Doğru bildiğini söyle ve doğru bildiğini yaşamaya çalış .
24-04-2016
Eyyy şuuru yerinde olan insanlarımız ! Önce gerçekleri öğren , sonra nerde duracağına karar ver ! Bismillah ...
Artık kolay zafer yok herkes cepheye
Devletimizin içindeki ihanetlerden ne zaman bahsetsek "bunlar olurken devletimiz neredeydi" sorusu sorulduğu için bu yazıyı yazmak elzem oldu.. Devletimiz 1909'da ulu hakan sultan abdulhamid han'ın devrilmesinden sonra bir ingiliz yahudi konsorsiyumu olan UK yani birleşik krallık'ın eline geçti. UK devletimizin yönetim şeklini değiştirerek devletimizi kendi emirlerindeki ordu yargı medya ve sermaye dörtlüsüyle kontrol etmeye başladı. halkın seçtiği hükümetler ise bu kurumlarla ters düşmeyi göze alamayan bir nevi ülke belediyesi hükmündeydi, ters düşenlere ne olduğunu ise rahmetli adnan menderes, rahmetli özal ve rahmetli erbakan'dan öğrenmiştik.
Bu durum 2011 yılına kadar böyle devam etti. 2002'den 2011'e kadar önceki liderlerle aynı sona maruz kalmamak için altyapı oluşturan tayyip erdoğan 2011'de TSK'yı millileştirince devletimizi UK'nin elinden almak için vesayeti elinde tutanlara karşı savaş başlattı. Erdoğan'ın böyle bir niyetinin olma ihtimaline karşı tedbirini önceden alan ve gülen cemaatini erdoğan'ın yanında devletin derinlerine yerleştiren UK, kimsenin beklemediği yerden yani cemaatle vuracağı bir darbeyle hem tayyip erdoğan'ı devirip hepimize haddimizi bildirecek hem de böyle bir kalkışma niyeti olanlara veya olacaklara gözdağı verecekti.

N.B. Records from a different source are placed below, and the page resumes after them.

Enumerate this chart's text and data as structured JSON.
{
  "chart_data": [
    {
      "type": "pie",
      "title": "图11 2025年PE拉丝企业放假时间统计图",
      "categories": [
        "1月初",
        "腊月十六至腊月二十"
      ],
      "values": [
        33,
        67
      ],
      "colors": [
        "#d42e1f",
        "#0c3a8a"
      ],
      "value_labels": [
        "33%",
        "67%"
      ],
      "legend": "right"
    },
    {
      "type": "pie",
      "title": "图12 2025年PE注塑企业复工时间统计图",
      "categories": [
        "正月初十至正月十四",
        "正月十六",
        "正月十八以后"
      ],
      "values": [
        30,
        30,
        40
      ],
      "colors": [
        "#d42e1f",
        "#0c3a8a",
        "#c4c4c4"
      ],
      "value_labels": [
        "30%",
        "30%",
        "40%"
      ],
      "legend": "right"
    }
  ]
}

Devletimizi de "ileride halife ilan edip, yeni içtihatlarla islamın hükümlerinde oynama yaptıracakları" fetullah gülen'e teslim edecekti. Gezi olaylarıyla başlayan saldırı süreci 17-25 aralık operasyonlarıyla su üstüne çıktı. Tayyip erdoğan'ın mecburen yolsuzluk iddialarının üzerine gideceğini ve o, bu iddiaların altında boğulurken yapacakları zincirleme operasyonlarla amaçlarına ulaşacaklarını hesaplayan cemaat, karşılarında düşündüklerinin tersine bu iddiaları sonraya bırakarak kendilerine daha sert karşılıklar veren bir tayyip erdoğan buldu, reis operasyona karşı operasyon başlatmış savunmaya geçmesini bekleyenlere karşı saldırıya geçmişti.

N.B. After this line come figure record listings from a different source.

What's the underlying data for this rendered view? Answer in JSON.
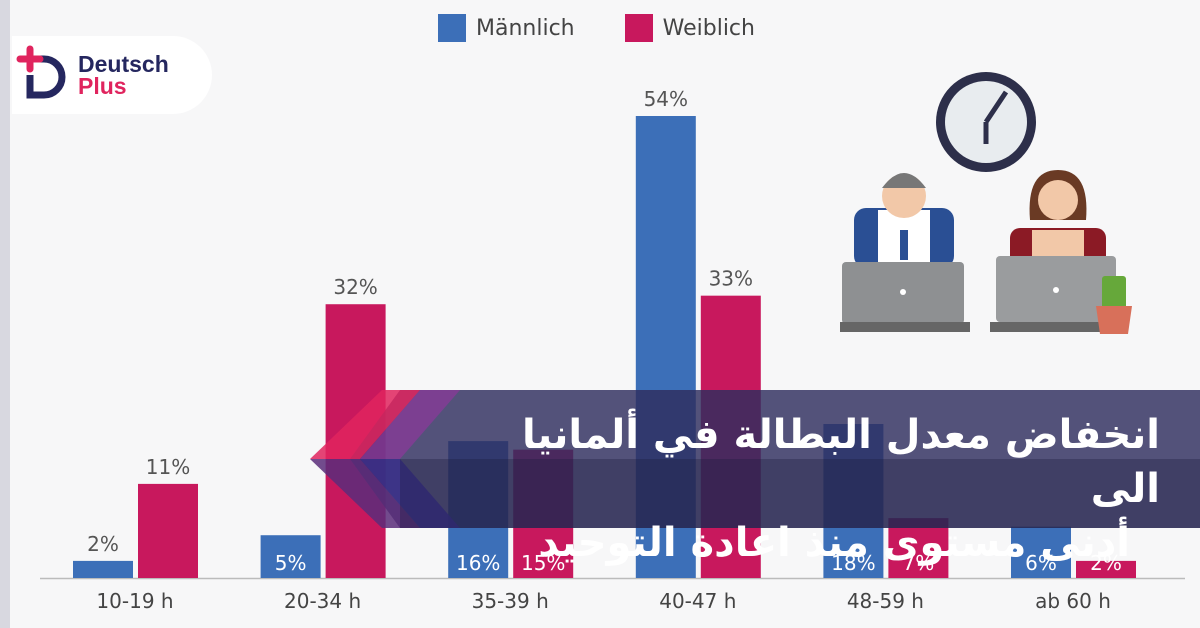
{
  "logo": {
    "line1": "Deutsch",
    "line2": "Plus"
  },
  "headline": {
    "line1": "انخفاض معدل البطالة في ألمانيا الى",
    "line2": "أدنى مستوى منذ اعادة التوحيد"
  },
  "colors": {
    "male": "#3c6fb8",
    "female": "#c8185d",
    "banner": "#2e2d5e",
    "logo_dark": "#25275f",
    "logo_accent": "#e0245e"
  },
  "chart_data": {
    "type": "bar",
    "title": "",
    "categories": [
      "10-19 h",
      "20-34 h",
      "35-39 h",
      "40-47 h",
      "48-59 h",
      "ab 60 h"
    ],
    "series": [
      {
        "name": "Männlich",
        "values": [
          2,
          5,
          16,
          54,
          18,
          6
        ],
        "labels": [
          "2%",
          "5%",
          "16%",
          "54%",
          "18%",
          "6%"
        ]
      },
      {
        "name": "Weiblich",
        "values": [
          11,
          32,
          15,
          33,
          7,
          2
        ],
        "labels": [
          "11%",
          "32%",
          "15%",
          "33%",
          "7%",
          "2%"
        ]
      }
    ],
    "ylim": [
      0,
      60
    ],
    "legend": "top-center",
    "grid": false
  }
}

Hükümetin dağılmasını bekleyen cemaat beklemediği bu hamlelerden sonra sahiplerinden yardım istemek zorunda kaldı. İşlerin istedikleri gibi gitmediğini gören UK, kuzey suriye'de devlet sözü verip, apo'yu da devre dışı bırakarak silah bırakan pkk'yı tekrardan ayarttı. Siyaset medya sermaye örgüt gibi unsurları biraraya getirerek cemaate beklediği desteği verdi. Bugün paralel devlet dediğimiz bu yapı sadece cemaat değil, pkk'dan chp'ye kadar birçok resmi kurum ve terör örgütünden oluşuyor.

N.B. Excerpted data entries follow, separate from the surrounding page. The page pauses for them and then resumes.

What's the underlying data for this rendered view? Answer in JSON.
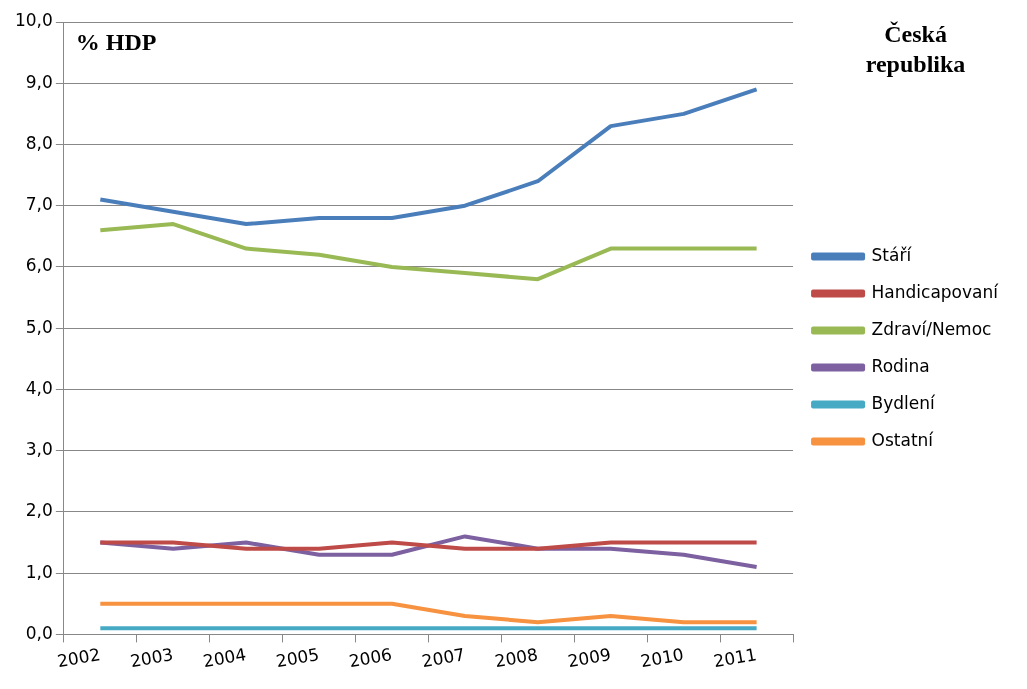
{
  "chart_data": {
    "type": "line",
    "title": "Česká republika",
    "ylabel": "% HDP",
    "categories": [
      "2002",
      "2003",
      "2004",
      "2005",
      "2006",
      "2007",
      "2008",
      "2009",
      "2010",
      "2011"
    ],
    "series": [
      {
        "name": "Stáří",
        "color": "#4a7ebb",
        "values": [
          7.1,
          6.9,
          6.7,
          6.8,
          6.8,
          7.0,
          7.4,
          8.3,
          8.5,
          8.9
        ]
      },
      {
        "name": "Handicapovaní",
        "color": "#be4b48",
        "values": [
          1.5,
          1.5,
          1.4,
          1.4,
          1.5,
          1.4,
          1.4,
          1.5,
          1.5,
          1.5
        ]
      },
      {
        "name": "Zdraví/Nemoc",
        "color": "#98b954",
        "values": [
          6.6,
          6.7,
          6.3,
          6.2,
          6.0,
          5.9,
          5.8,
          6.3,
          6.3,
          6.3
        ]
      },
      {
        "name": "Rodina",
        "color": "#7d60a0",
        "values": [
          1.5,
          1.4,
          1.5,
          1.3,
          1.3,
          1.6,
          1.4,
          1.4,
          1.3,
          1.1
        ]
      },
      {
        "name": "Bydlení",
        "color": "#46aac5",
        "values": [
          0.1,
          0.1,
          0.1,
          0.1,
          0.1,
          0.1,
          0.1,
          0.1,
          0.1,
          0.1
        ]
      },
      {
        "name": "Ostatní",
        "color": "#f69240",
        "values": [
          0.5,
          0.5,
          0.5,
          0.5,
          0.5,
          0.3,
          0.2,
          0.3,
          0.2,
          0.2
        ]
      }
    ],
    "ylim": [
      0,
      10
    ],
    "yticks": [
      {
        "value": 0,
        "label": "0,0"
      },
      {
        "value": 1,
        "label": "1,0"
      },
      {
        "value": 2,
        "label": "2,0"
      },
      {
        "value": 3,
        "label": "3,0"
      },
      {
        "value": 4,
        "label": "4,0"
      },
      {
        "value": 5,
        "label": "5,0"
      },
      {
        "value": 6,
        "label": "6,0"
      },
      {
        "value": 7,
        "label": "7,0"
      },
      {
        "value": 8,
        "label": "8,0"
      },
      {
        "value": 9,
        "label": "9,0"
      },
      {
        "value": 10,
        "label": "10,0"
      }
    ],
    "grid": "y",
    "legend": "right",
    "marker": "none",
    "line_style": "solid"
  }
}
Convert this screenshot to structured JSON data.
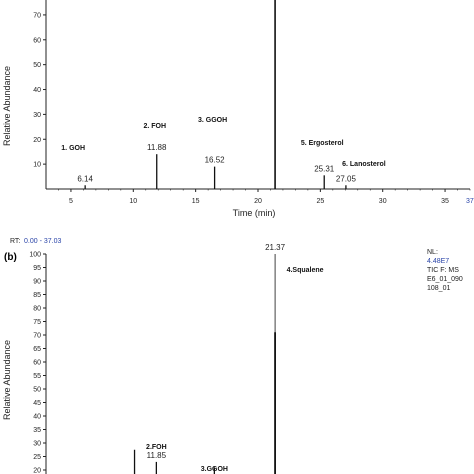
{
  "chart_data": [
    {
      "id": "a",
      "type": "line",
      "panel_label": "",
      "xlabel": "Time (min)",
      "ylabel": "Relative Abundance",
      "xlim": [
        3,
        37
      ],
      "ylim": [
        0,
        76
      ],
      "x_ticks": [
        "5",
        "10",
        "15",
        "20",
        "25",
        "30",
        "35"
      ],
      "x_tick_values": [
        5,
        10,
        15,
        20,
        25,
        30,
        35
      ],
      "x_end_label": "37",
      "x_end_value": 37,
      "y_ticks": [
        "10",
        "20",
        "30",
        "40",
        "50",
        "60",
        "70"
      ],
      "y_tick_values": [
        10,
        20,
        30,
        40,
        50,
        60,
        70
      ],
      "peaks": [
        {
          "rt": 6.14,
          "height": 1.5,
          "rt_label": "6.14",
          "annotation": "1. GOH"
        },
        {
          "rt": 11.88,
          "height": 14,
          "rt_label": "11.88",
          "annotation": "2. FOH"
        },
        {
          "rt": 16.52,
          "height": 9,
          "rt_label": "16.52",
          "annotation": "3. GGOH"
        },
        {
          "rt": 21.37,
          "height": 100,
          "rt_label": "",
          "annotation": ""
        },
        {
          "rt": 25.31,
          "height": 5.5,
          "rt_label": "25.31",
          "annotation": "5. Ergosterol"
        },
        {
          "rt": 27.05,
          "height": 1.5,
          "rt_label": "27.05",
          "annotation": "6. Lanosterol"
        }
      ]
    },
    {
      "id": "b",
      "type": "line",
      "panel_label": "(b)",
      "header_rt_label": "RT:",
      "header_rt_range": "0.00 - 37.03",
      "xlabel": "",
      "ylabel": "Relative Abundance",
      "xlim": [
        3,
        37
      ],
      "ylim": [
        20,
        100
      ],
      "y_ticks": [
        "20",
        "25",
        "30",
        "35",
        "40",
        "45",
        "50",
        "55",
        "60",
        "65",
        "70",
        "75",
        "80",
        "85",
        "90",
        "95",
        "100"
      ],
      "y_tick_values": [
        20,
        25,
        30,
        35,
        40,
        45,
        50,
        55,
        60,
        65,
        70,
        75,
        80,
        85,
        90,
        95,
        100
      ],
      "info_block": [
        "NL:",
        "4.48E7",
        "TIC F:  MS",
        "E6_01_090",
        "108_01"
      ],
      "peaks": [
        {
          "rt": 11.85,
          "height": 23,
          "rt_label": "11.85",
          "annotation": "2.FOH"
        },
        {
          "rt": 16.5,
          "height": 21,
          "rt_label": "",
          "annotation": "3.GGOH"
        },
        {
          "rt": 21.37,
          "height": 100,
          "rt_label": "21.37",
          "annotation": "4.Squalene"
        }
      ]
    }
  ]
}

Bu savaş şu an da, asker polis hakim savcı kimliğine sahip cemaatçi ve diğer muhalif kriptoların pkk'lı teröristlere teknik lojistik ve istihbari yardımı, pkk'lıların devlete karşı silahlı mücadelesi, medyanın da bu ittifakın saldırılarını meşrulaştırarak halkı devlete karşı kışkırtması şeklinde devam ediyor; yani şu an da devletimizin milletle işbirliği halindeki yarısı, terör örgütleriyle işbirliği halindeki diğer yarısıyla mücadele ediyor.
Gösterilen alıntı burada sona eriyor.